Screws which are loaded in compression may be so slender (long in relation to diameter) that they can fail by elastic instability (buckling) much before they reach their static load limit or compressive strength. A screw system design which undergoes a compressive load must be checked for safe column loading.

Basic safe column loads are shown in graphic form in (Figure 30). Using the minor diameter of the screw from the Screw/Nut Engineering Data section for the selected screw and the unsupported length of the screw, find the basic maximum column load from the graph. Calculate the safe column load using this formula. If your actual load exceeds the calculated safe load, then increase the screw diameter or change the end fixity. Repeat the process until the calculated safe load is greater than your expected loads.

For example, a 1 – 5 Acme screw is selected to support a load of 7,000 lbs. with an unsupported span of 30 in. The screw will have one end fixed and one end supported and a factor of safety of 1.75 will be used.

Using the screw minor diameter for a 1 – 5 Acme screw of .750 in. (from the Acme Screws/Nuts – Engineering Data page) and a length of 30 in., the maximum column load of approximately 5,000 lbs. can be read from this graph. The safe column load is 5,714 lbs. (5,000 lbs. x 2.0/1.75) where 2.0 is the correction factor for one end fixed and one end supported and 1.75 is the factor of safety. Since the intended load of 7,000 lbs. exceeds the safe column load of 5,714 lbs., a larger screw should be selected.

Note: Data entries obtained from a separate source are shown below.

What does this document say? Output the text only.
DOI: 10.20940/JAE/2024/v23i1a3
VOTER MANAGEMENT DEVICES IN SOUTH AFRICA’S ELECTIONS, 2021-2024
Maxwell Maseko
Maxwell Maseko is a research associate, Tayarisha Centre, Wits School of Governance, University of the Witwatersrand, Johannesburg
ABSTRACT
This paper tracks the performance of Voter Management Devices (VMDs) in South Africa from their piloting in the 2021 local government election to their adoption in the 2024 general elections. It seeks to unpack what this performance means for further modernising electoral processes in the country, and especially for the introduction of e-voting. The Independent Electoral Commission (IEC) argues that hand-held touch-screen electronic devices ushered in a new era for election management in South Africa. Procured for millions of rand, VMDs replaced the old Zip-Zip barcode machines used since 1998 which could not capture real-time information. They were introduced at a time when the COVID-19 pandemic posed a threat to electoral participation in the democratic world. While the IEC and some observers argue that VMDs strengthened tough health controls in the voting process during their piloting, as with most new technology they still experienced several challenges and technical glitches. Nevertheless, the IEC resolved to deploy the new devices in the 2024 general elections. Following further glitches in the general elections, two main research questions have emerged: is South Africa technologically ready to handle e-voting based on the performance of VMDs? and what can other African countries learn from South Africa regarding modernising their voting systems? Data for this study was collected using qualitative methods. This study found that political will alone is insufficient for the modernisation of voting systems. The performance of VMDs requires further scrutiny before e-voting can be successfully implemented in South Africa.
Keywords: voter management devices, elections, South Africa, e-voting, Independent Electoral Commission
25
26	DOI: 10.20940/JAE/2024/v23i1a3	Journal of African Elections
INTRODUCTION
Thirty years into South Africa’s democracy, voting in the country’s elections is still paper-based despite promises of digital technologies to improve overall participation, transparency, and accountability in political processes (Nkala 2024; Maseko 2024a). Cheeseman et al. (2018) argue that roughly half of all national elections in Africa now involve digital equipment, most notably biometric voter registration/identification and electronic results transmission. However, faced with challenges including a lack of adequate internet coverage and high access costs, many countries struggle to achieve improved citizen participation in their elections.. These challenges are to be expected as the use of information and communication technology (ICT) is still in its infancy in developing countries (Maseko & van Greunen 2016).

Using the same desired conditions as above, a 1 1/4 – 5 Acme screw will have a safe column of 18,286 lbs. From the graph at 1.00 minor diameter and 30 in., the basic maximum column load of approximately 16,000 lbs. is read. The safe column load is 18,286 lbs. (16,000 x 2.0/1.75) where 2.0 is the correction factor for one end fixed and one end supported and 1.75 is the factor of safety. The safe column load of 18,286 lbs. exceeds the desired load of 7,000 lbs. and the 1 1/4 – 5 size screw should be selected. Note how dramatically the safe column load increases. For a 25% increase in screw major diameter, the safe column load increased from 5,714 lbs. to 18,286 lbs. (An increase of 220%!)

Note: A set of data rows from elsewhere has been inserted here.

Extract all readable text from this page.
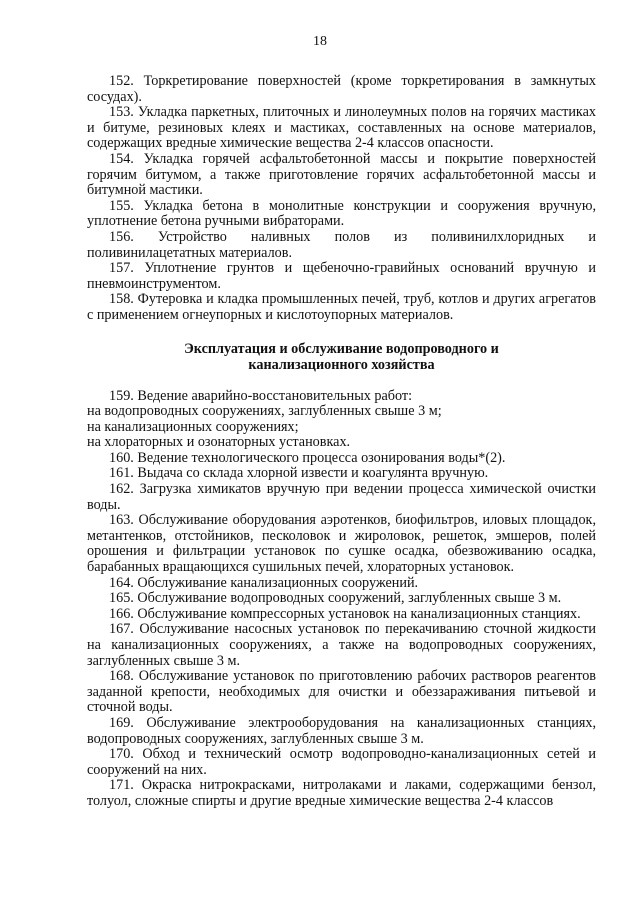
18

152. Торкретирование поверхностей (кроме торкретирования в замкнутых сосудах).

153. Укладка паркетных, плиточных и линолеумных полов на горячих мастиках и битуме, резиновых клеях и мастиках, составленных на основе материалов, содержащих вредные химические вещества 2-4 классов опасности.

154. Укладка горячей асфальтобетонной массы и покрытие поверхностей горячим битумом, а также приготовление горячих асфальтобетонной массы и битумной мастики.

155. Укладка бетона в монолитные конструкции и сооружения вручную, уплотнение бетона ручными вибраторами.

156. Устройство наливных полов из поливинилхлоридных и поливинилацетатных материалов.

157. Уплотнение грунтов и щебеночно-гравийных оснований вручную и пневмоинструментом.

158. Футеровка и кладка промышленных печей, труб, котлов и других агрегатов с применением огнеупорных и кислотоупорных материалов.

Эксплуатация и обслуживание водопроводного и
канализационного хозяйства

159. Ведение аварийно-восстановительных работ:

на водопроводных сооружениях, заглубленных свыше 3 м;

на канализационных сооружениях;

на хлораторных и озонаторных установках.

160. Ведение технологического процесса озонирования воды*(2).

161. Выдача со склада хлорной извести и коагулянта вручную.

162. Загрузка химикатов вручную при ведении процесса химической очистки воды.

163. Обслуживание оборудования аэротенков, биофильтров, иловых площадок, метантенков, отстойников, песколовок и жироловок, решеток, эмшеров, полей орошения и фильтрации установок по сушке осадка, обезвоживанию осадка, барабанных вращающихся сушильных печей, хлораторных установок.

164. Обслуживание канализационных сооружений.

165. Обслуживание водопроводных сооружений, заглубленных свыше 3 м.

166. Обслуживание компрессорных установок на канализационных станциях.

167. Обслуживание насосных установок по перекачиванию сточной жидкости на канализационных сооружениях, а также на водопроводных сооружениях, заглубленных свыше 3 м.

168. Обслуживание установок по приготовлению рабочих растворов реагентов заданной крепости, необходимых для очистки и обеззараживания питьевой и сточной воды.

169. Обслуживание электрооборудования на канализационных станциях, водопроводных сооружениях, заглубленных свыше 3 м.

170. Обход и технический осмотр водопроводно-канализационных сетей и сооружений на них.

171. Окраска нитрокрасками, нитролаками и лаками, содержащими бензол, толуол, сложные спирты и другие вредные химические вещества 2-4 классов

All the data presented in Figure 23 are for ideal, pure axial loading, with supported-supported end fixity. Off center loading and moment loading will require additional derating of the basic column load. A screw lift system properly designed for pure axial loading may readily fail when eccentric loading produces additional bending in the screw.

For data points beyond the range of the graphs, contact Roton Application Engineering.

Figure #29
load
Figure #30
Basic safe column loads

Horizontal Bending

Long screws mounted horizontally may sag due to the weight of the screw. If the sag is significant, the screw threads will be compressed on the top section of the screw and extended on the bottom section of the screw. In severe cases, the nut may actually seize on the screw as the running clearance between the screw and nut threads disappears.

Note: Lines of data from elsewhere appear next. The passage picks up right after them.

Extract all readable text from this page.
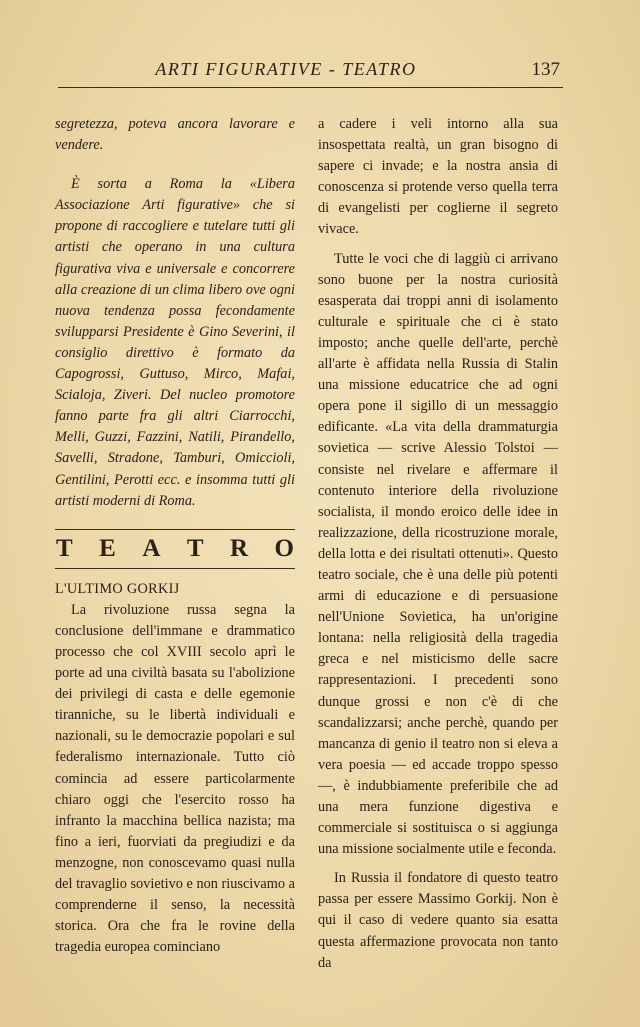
ARTI FIGURATIVE - TEATRO	137

segretezza, poteva ancora lavorare e vendere.

È sorta a Roma la «Libera Associazione Arti figurative» che si propone di raccogliere e tutelare tutti gli artisti che operano in una cultura figurativa viva e universale e concorrere alla creazione di un clima libero ove ogni nuova tendenza possa fecondamente svilupparsi Presidente è Gino Severini, il consiglio direttivo è formato da Capogrossi, Guttuso, Mirco, Mafai, Scialoja, Ziveri. Del nucleo promotore fanno parte fra gli altri Ciarrocchi, Melli, Guzzi, Fazzini, Natili, Pirandello, Savelli, Stradone, Tamburi, Omiccioli, Gentilini, Perotti ecc. e insomma tutti gli artisti moderni di Roma.

T E A T R O

L'ULTIMO GORKIJ

La rivoluzione russa segna la conclusione dell'immane e drammatico processo che col XVIII secolo aprì le porte ad una civiltà basata su l'abolizione dei privilegi di casta e delle egemonie tiranniche, su le libertà individuali e nazionali, su le democrazie popolari e sul federalismo internazionale. Tutto ciò comincia ad essere particolarmente chiaro oggi che l'esercito rosso ha infranto la macchina bellica nazista; ma fino a ieri, fuorviati da pregiudizi e da menzogne, non conoscevamo quasi nulla del travaglio sovietivo e non riuscivamo a comprenderne il senso, la necessità storica. Ora che fra le rovine della tragedia europea cominciano

a cadere i veli intorno alla sua insospettata realtà, un gran bisogno di sapere ci invade; e la nostra ansia di conoscenza si protende verso quella terra di evangelisti per coglierne il segreto vivace.

Tutte le voci che di laggiù ci arrivano sono buone per la nostra curiosità esasperata dai troppi anni di isolamento culturale e spirituale che ci è stato imposto; anche quelle dell'arte, perchè all'arte è affidata nella Russia di Stalin una missione educatrice che ad ogni opera pone il sigillo di un messaggio edificante. «La vita della drammaturgia sovietica — scrive Alessio Tolstoi — consiste nel rivelare e affermare il contenuto interiore della rivoluzione socialista, il mondo eroico delle idee in realizzazione, della ricostruzione morale, della lotta e dei risultati ottenuti». Questo teatro sociale, che è una delle più potenti armi di educazione e di persuasione nell'Unione Sovietica, ha un'origine lontana: nella religiosità della tragedia greca e nel misticismo delle sacre rappresentazioni. I precedenti sono dunque grossi e non c'è di che scandalizzarsi; anche perchè, quando per mancanza di genio il teatro non si eleva a vera poesia — ed accade troppo spesso —, è indubbiamente preferibile che ad una mera funzione digestiva e commerciale si sostituisca o si aggiunga una missione socialmente utile e feconda.

In Russia il fondatore di questo teatro passa per essere Massimo Gorkij. Non è qui il caso di vedere quanto sia esatta questa affermazione provocata non tanto da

The calculations involved are beyond the scope of this section, but the designer needs to be aware of the possibility of problems due to screw sag. If a long span is being used, increasing the screw diameter will decrease the sag and help prevent nut seizure. For more detailed information and the governing equations on horizontal bending of screw shafts, see Roton Engineering Bulletin No. 974.

Figure #31
top and bottom threads for loading screws

Torsional & Axial Deflection

Screw torsional deflection (sometimes called “windup”) may occur when loads are high (resulting in high drive torques) and when the screw is long. Also screw axial deflection caused by high compression or tension loads may be significant when loads are high and the screw is slender.

When rotation is used for feedback on a drive system, the engineer needs to be aware of these phenomenons. When the load is not where it is supposed to be, based theoretically upon the screws rotational position, screw deflections must be evaluated. For more detailed information and a listing of the governing equations for torsional and axial deflection, see Roton Engineering Bulletin No. 974.